Temmuz ayında Rusya’da bir Afrika zirvesi düzenlenmiş ve Rusya Devlet Başkanı Putin, Rusya-Afrika Zirvesi kapsamında yaptığı konuşmada 40’tan fazla Afrika ülkesiyle silah ve teçhizat tedariği için anlaşmalar imzalandığını ve Afrika ülkelerinin 23 milyar dolara varan borçlarının silindiğini açıklamıştı. Çin de bir çok Afrika ülkesinde ekonomik faaliyetler üzerinden yumuşak güç ile varlık gösteriyor, altyapı yatırımlarını finanse ediyor ve özellikle yeni teknolojilerde kullanılan değerli mineraller ile ilgili yoğun madencilik faaliyetleri yürütüyor. Afrika giderek Rusya-Çin ile Batı bloku arasındaki bir çatışmanın arenası haline gelebilir.

Aşırı Hava Olayları

Temmuz 2023’te dünya, devam etmekte olan iklim krizinde birçok önemli gelişmeye tanık oldu. Bu olaylar, iklim değişikliğinin ele alınmasının aciliyetinin altını çizdi. Temmuz 2023, dünya çapında aşırı hava olaylarında rahatsız edici bir artışa sahne oldu. Temmuz 2023’ün ilk 23 günü için küresel ortalama yüzey hava sıcaklığı 16,95 derece oldu. Temmuz 2023 kayıtlardaki en sıcak Temmuz ve en sıcak ay haline geldi. İklim değişikliğinin etkisiyle ısınan okyanuslarda su sıcaklığı şu ana kadar kayda geçen en yüksek düzeyine çıktı.

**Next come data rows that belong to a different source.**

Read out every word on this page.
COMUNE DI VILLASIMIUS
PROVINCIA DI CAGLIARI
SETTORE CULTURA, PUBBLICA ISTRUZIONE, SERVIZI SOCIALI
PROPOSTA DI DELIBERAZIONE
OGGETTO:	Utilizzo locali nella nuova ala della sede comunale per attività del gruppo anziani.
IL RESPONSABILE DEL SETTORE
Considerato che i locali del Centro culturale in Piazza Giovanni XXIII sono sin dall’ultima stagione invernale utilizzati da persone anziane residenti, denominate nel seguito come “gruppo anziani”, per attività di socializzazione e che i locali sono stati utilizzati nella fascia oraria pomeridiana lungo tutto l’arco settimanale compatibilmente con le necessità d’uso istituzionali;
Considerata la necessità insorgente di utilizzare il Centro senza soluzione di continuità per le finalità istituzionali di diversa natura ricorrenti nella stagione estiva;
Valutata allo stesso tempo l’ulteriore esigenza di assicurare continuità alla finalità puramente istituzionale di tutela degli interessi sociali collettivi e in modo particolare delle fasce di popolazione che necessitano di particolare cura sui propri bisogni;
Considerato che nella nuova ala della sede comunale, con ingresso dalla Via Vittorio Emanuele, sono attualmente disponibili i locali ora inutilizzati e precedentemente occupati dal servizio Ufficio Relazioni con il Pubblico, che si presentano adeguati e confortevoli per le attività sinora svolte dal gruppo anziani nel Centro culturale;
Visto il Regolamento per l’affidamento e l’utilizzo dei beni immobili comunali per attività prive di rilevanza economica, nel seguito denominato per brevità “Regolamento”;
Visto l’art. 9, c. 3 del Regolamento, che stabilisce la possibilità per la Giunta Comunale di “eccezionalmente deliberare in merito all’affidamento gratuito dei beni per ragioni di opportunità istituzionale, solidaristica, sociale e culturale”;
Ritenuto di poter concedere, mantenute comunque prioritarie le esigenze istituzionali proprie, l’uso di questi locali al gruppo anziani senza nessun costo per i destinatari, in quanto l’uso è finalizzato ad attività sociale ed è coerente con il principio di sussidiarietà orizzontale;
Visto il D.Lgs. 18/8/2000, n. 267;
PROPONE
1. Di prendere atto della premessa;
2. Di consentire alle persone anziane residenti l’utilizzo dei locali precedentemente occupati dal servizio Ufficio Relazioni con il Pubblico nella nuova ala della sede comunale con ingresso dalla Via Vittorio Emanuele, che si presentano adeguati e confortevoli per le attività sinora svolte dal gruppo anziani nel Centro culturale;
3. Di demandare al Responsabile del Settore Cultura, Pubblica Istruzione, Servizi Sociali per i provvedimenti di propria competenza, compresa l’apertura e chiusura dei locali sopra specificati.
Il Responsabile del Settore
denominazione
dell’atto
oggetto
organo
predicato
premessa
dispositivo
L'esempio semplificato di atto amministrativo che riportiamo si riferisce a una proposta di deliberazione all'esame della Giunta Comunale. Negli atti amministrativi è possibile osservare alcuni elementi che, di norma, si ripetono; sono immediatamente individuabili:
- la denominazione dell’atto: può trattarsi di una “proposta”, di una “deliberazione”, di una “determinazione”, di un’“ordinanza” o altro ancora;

Eşi benzeri görülmemiş sıcak hava dalgaları birçok bölgeyi vurdu, sıcaklık rekorları kırdı ve kuraklıklara neden oldu. Bazı bölgelerde orman yangınları kontrolden çıkarak hem insan toplulukları hem de ekosistemler için önemli tehditler oluşturdu. Hawaii’nin Maui Adası’nda büyük yıkım yaratan yangında kayıpların sayısının 1.300 civarında olduğu açıklandı, ölü sayısı 106’ya yükseldi. Portekiz’de yaşanan aşırı sıcaklar ülkenin güney ve orta kesimlerinde orman yangınlarına neden oldu, 70 bin hektar alan yandı, köylerden 1.400 kişinin tahliye edildi. Türkiye’de de Muğla, Hatay, Siirt, Bingöl ve Eskişehir’de büyük zarara neden olan orman yangınları güçlükle kontrol altına alındı.

Ayrıca, dünyanın çeşitli bölgelerinde aşırı yağışlar ve seller yaşandı, bu da altyapı ve geçim kaynaklarına yıkıcı zararlar verdi. İklim krizinden en fazla etkilenen ve dünyanın en fakir ülkelerinden biri olan Bangladeş’in güneydoğusunda etkili olan muson yağmurlarının yol açtığı sellerde 48 kişinin hayatını kaybettiği, çok sayıda kişinin de kayıp olduğu açıklandı.

Ağustos ayı da muhtemelen tarihteki en sıcak aylardan biri olacak. İklim krizinin etkileri giderek derinleşiyor ve birçok uzman iklim krizi açısından geri dönüşü olmayan bir evreye girildiği belirten “devrilme noktası” eşiğinin aşıldığını belirtiyor. Buna rağmen hükümetler gerekli adımları atmak konusunda ayak diriyor. Önümüzdeki yıllarda ilklim krizinin derinleşerek etkilerinin daha yıkıcı hale geleceğini öngörülebilir.